Penso che stiamo assistendo all’emergere di un artista la cui importanza crescerà solo negli anni a venire. Caguiat è riuscito a creare un universo visivo singolare che trascende le categorie facili e le etichette riduttive. La sua opera ci invita a rallentare, a contemplare, a perderci in mondi che esistono al confine del visibile e dell’invisibile, del conosciuto e dell’ignoto.
In un’epoca in cui molti artisti cercano disperatamente di attirare l’attenzione con gesti spettacolari o dichiarazioni provocatorie, Caguiat sceglie la via della contemplazione e della profondità. Ed è proprio questo di cui abbiamo bisogno oggi: un’arte che non si limiti a riflettere il nostro mondo fratturato, ma che ci offra nuovi modi di percepirlo e abitarlo. Se non lo avete ancora scoperto, correte a vedere il suo lavoro. Non ve ne pentirete.
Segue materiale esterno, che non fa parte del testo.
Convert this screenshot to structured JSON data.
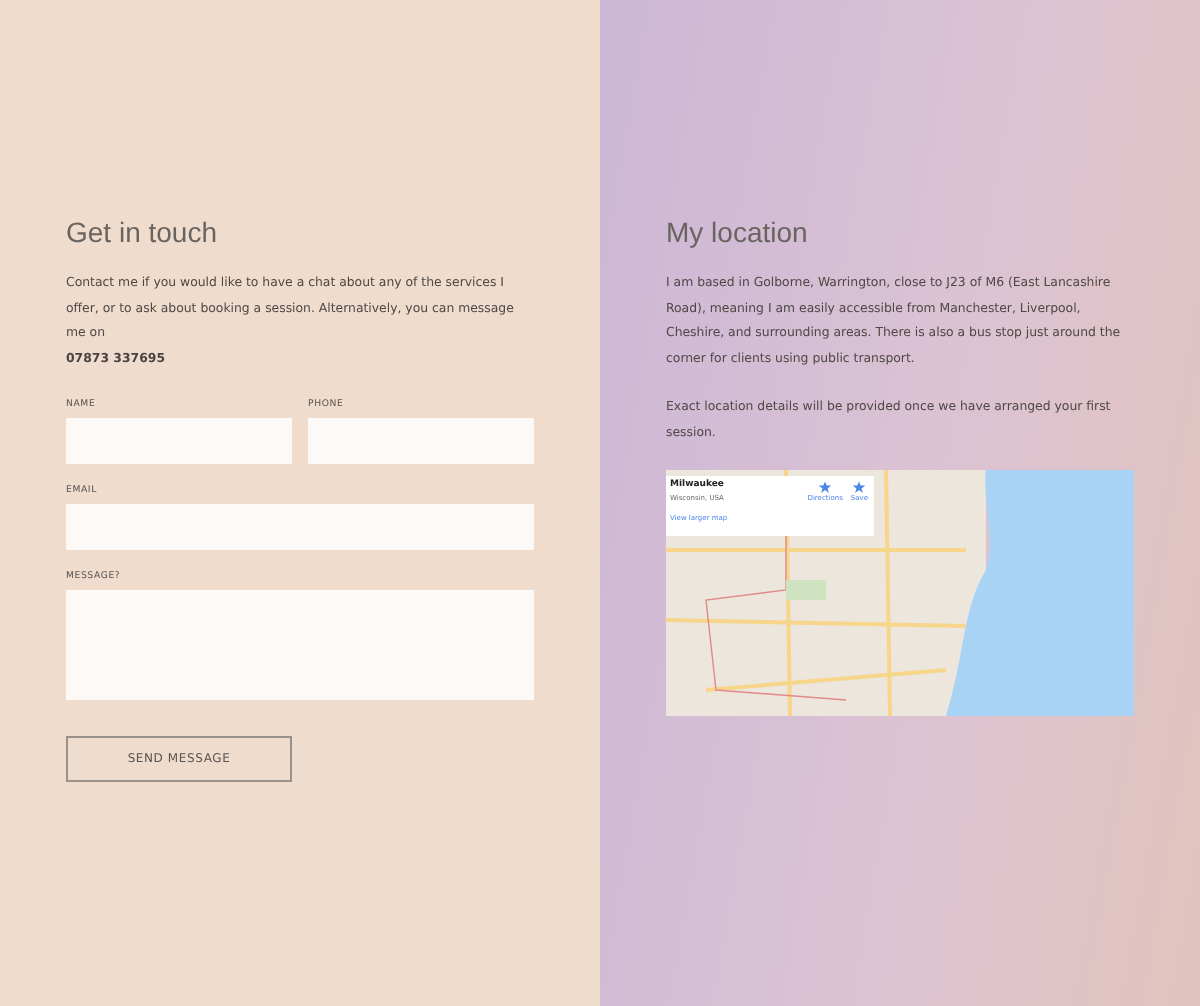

- Depliant della mostra: “Justin Caguiat Triple Solitaire”, 17 settembre – 8 dicembre 2024, Ezra and Cecile Zilkha Gallery, Center for the Arts, Wesleyan University.
- Citazione di Charline von Heyl nella mostra “Triple Solitaire”, Wesleyan University, 2024.
- Molly Zuckerman-Hartung, “Le 95 Tesi sulla Pittura,” in Molly Zuckerman-Hartung e Tyler Blackwell, a cura di. Molly Zuckerman-Hartung: COMIC RELIEF. Inventory Press e Blaffer Art Museum presso l’Università di Houston, 2021.